While loop not calling variable outside of the function: what's the logic?


#1

I understand that in "Solo Flight" section, the correct answer is:


var soloLoop = function(){
  var i = true;
  while (i){
      console.log("Looped once!");
      var i = false;
  }
};

soloLoop();

However, what if I want to refernce on a universal variable (var i = true being outside of the function)? When I tried it, it was blank - I assumed that it ran and automatically got var i = false so the console.log() never prompted.

What does the code need to be able to call on a universal variable?


#2

The code doesn't need anything extra to call on a global variable.

What is it that you mean by "it was blank"?


#3

This is what I typed, and what the console returned:


#4

This might be a problem with the CC parser itself.

Did the console, in fact, log "Looped once!"?


#5

No, it was blank, However I did later find out that if I modified the actual function into:
var soloLoop = function(i)

and invoked it via: soloLoop(i), then the console showed.


#6

This might simply be contained to Codecademy. AFAIK, this will work in the real world.

Humor me, though. Prefix i in the loop with this.

So while (this.i).

Also remove the redefinition of i in the loop. Change it to this.i = false.

Let me know if that works.


#7

It works!

also, I copied my own code to the actual browser console and it also returned blank

(The code modified as per your instruction on top, the original code I made on the bottom)


#8

Alright, cool. (btw the browser console will use a function then forget it -- I don't actually know why; you can use Codecademy Labs if you want a large practice grounds.)

Anyway, if you're interested in knowing why that worked then read on:

this is a scope accessor that means two different things in JavaScript. If used outside of a function, then it always refers to "the global object" -- which is usually the file it's inside of. The other meaning is inside of a function, where its value depends on how the function was called. If called in JavaScript "strict mode", the value of this is whatever it is when it's used.
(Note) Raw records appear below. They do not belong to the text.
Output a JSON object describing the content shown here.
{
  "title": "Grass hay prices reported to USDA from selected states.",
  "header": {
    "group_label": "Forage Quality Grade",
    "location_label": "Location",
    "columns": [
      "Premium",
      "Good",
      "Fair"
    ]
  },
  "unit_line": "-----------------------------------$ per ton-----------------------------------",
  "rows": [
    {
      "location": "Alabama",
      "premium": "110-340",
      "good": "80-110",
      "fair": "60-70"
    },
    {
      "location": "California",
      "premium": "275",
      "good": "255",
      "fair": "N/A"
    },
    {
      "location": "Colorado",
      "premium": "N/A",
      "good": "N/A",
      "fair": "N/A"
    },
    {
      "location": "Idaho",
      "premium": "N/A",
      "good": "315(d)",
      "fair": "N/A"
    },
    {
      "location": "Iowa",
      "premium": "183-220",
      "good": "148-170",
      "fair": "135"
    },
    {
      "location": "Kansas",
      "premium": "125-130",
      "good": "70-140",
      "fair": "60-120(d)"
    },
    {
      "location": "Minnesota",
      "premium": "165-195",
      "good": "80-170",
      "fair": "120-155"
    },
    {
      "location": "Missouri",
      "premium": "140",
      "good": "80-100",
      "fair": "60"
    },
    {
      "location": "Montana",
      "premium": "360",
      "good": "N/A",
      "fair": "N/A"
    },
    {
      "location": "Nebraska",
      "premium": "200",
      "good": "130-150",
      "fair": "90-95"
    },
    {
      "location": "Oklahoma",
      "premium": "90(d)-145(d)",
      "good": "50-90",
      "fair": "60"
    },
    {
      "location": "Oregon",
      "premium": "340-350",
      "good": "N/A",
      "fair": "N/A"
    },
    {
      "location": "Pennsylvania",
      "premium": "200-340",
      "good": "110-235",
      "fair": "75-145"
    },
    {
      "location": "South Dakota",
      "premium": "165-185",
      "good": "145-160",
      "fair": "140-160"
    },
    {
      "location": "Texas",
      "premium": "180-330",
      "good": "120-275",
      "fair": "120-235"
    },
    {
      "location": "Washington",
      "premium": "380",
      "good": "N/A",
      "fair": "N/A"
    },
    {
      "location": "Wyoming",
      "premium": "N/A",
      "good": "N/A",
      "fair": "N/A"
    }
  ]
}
If it's not defined, then it remains undefined. It can also be set to any value, such as null or 42 or "I am not this". In normal mode, or as I like to call it, "not strict mode", it will refer to the global object.

Does that make sense? :smile:


#9

Yes, I think so, and thank you for your help! :smile:


#10

The problem is the redifinition inside of the function. JavaScript has something that is called hoisting meaning when a variable declaration occurs in a function it is treated as if it would be at the very beginning of the function. So in the end it is case of shadowing where you create 2 variables with the same name and therefore always get the inner variable and not the global one at least if you don't use the this way.